2) This post is all about collar adjustments. As a planner, clients
with even medium account sizes can't afford to pay someone to
continually adjust collar positions, even less so if multiple
underlyings are held. Is a 'passive' collar strategy wise eg. 3, 6 or
even 12 months out?
The fact that you, as a financial planner, want to use conservative option strategies to help your clients is good news. I have complained – on this blog and on other blogs wherever I could find them – about how financial planners have done immeasurable harm to their clients by remaining ignorant about options.
Let's begin with some general statements:
Each client has different needs, and as you would not recommend the same holdings to each client, so too, will you make slight modifications to the specific collar recommended.
Collars are going to underperform when the markets are strongly bullish. That's the cost of owning insurance. Be certain your client is willing to accept that fact and does not blame you for such under performance.
Collared portfolios perform extraordinarily well when markets tumble. The greater the fall, the happier your clients will be for having taken your advice. They will not make any money, but losses will be at acceptable levels.
Assuming you have reasonable clients, you should be able to explain that pluses and minuses when holding collars.
If the put and call expire in different months, you will earn extra money when the markets cooperate. However, I believe they are too risky and voids the whole idea of owning a collar FOR PROTECTION in the first place. Per the example offered by a commenter. Mixed expiration collars are okay if you understand the extra risk involved. That's not for a financial planner and his/her clients.
1) The first question is: Which is more important to each client? Is it the desire to earn as much as possible with low risk? Or is it the preservation of capital, with the hope of earning a small return?
2) If preservation of capital is the name of the game, then it should be easy to choose the put strike price. In a worst case scenario – and for this client that's a down market – how much is your client willing to lose over the time period covered by the collar? If it's 10%, then buy a 10% OTM put. If it's less, choose an appropriate put to buy. With indexes there are always plenty of choices. With individual stocks, it's more difficult to choose the appropriate put because there are far fewer offered. There's a big difference between strikes of 30, 35, and 40. It it were an index or ETF, there would be strikes every one point, giving you just the put you need.

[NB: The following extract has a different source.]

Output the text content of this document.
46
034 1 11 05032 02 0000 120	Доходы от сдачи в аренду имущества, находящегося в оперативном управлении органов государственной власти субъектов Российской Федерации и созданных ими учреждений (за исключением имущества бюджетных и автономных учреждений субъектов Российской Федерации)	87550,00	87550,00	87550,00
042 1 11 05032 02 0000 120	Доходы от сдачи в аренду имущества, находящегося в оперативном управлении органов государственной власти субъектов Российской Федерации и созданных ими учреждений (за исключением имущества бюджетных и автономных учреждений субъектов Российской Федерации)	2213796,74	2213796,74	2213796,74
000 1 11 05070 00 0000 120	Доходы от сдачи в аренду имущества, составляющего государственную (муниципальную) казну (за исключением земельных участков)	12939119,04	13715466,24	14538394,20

3) If earning capital gains is the
objective, then I'd begin by choosing the call to sell because that caps
the upside. Then perhaps it would be easiest to buy a put that costs
essentially the same as the premium collected from the call sale. This is
the 'no-cost collar.'
Profits are the goal, but losses must be capped at some point. You buy a put that is less expensive offers less protection against loss. How much the client is willing to pay to own the collar will determine just which put to buy.
Keep in mind that paying a debit means the client will lose money when the market is steady to slightly higher. That may not sit well. Those zero cost collars don't always provide the best strike prices, but if the client does not understand the details of what you are doing for him/her, then you ought to adopt middle-of-the-road methods that offer the best protection you can afford to buy – given the circumstances. The person who wants to sell calls that are 20% OTM is not going to be able to afford to spend much for put protection. In fact, I'd suggest that if the client is that bullish, perhaps a collar is not the best choice.
If trading indexes or exchange traded funds (ETFs), you can assume they won't drop 30% overnight, but as we have seen, 50% in one year is not impossible, and owning puts is beneficial.
For this client, there is no easy way to pick the put strike price becasue protection is not the top priority. Perhaps you can decide how much to pay for puts ad make the decision that way. This would result in far less protection now, when markets are volatile (and everyone wants to own protection) and more protection when markets are calmer and option implied volatility is lower.
4) If you follow the advice on choosing the put to own, and if you allow your pocketbook to determine how much to collect when selling the call, the first question becomes unimportant. It just solves itself.
5) There is no reason to make a client trade more often than necessary. I'd look to trade 12-month collars for clients who are not interested in active trading. More than that, I'd encourage them to own SPY (or another broad-based index), unless you or they have displayed a talent for picking stocks that out-perfrom the market. One ETF means only one collar trade at a time, rather than one per underlying stock.
6) Don't forget, it's not necessary to collar an entire portfolio. Even 25% is better than none – when you want some safety.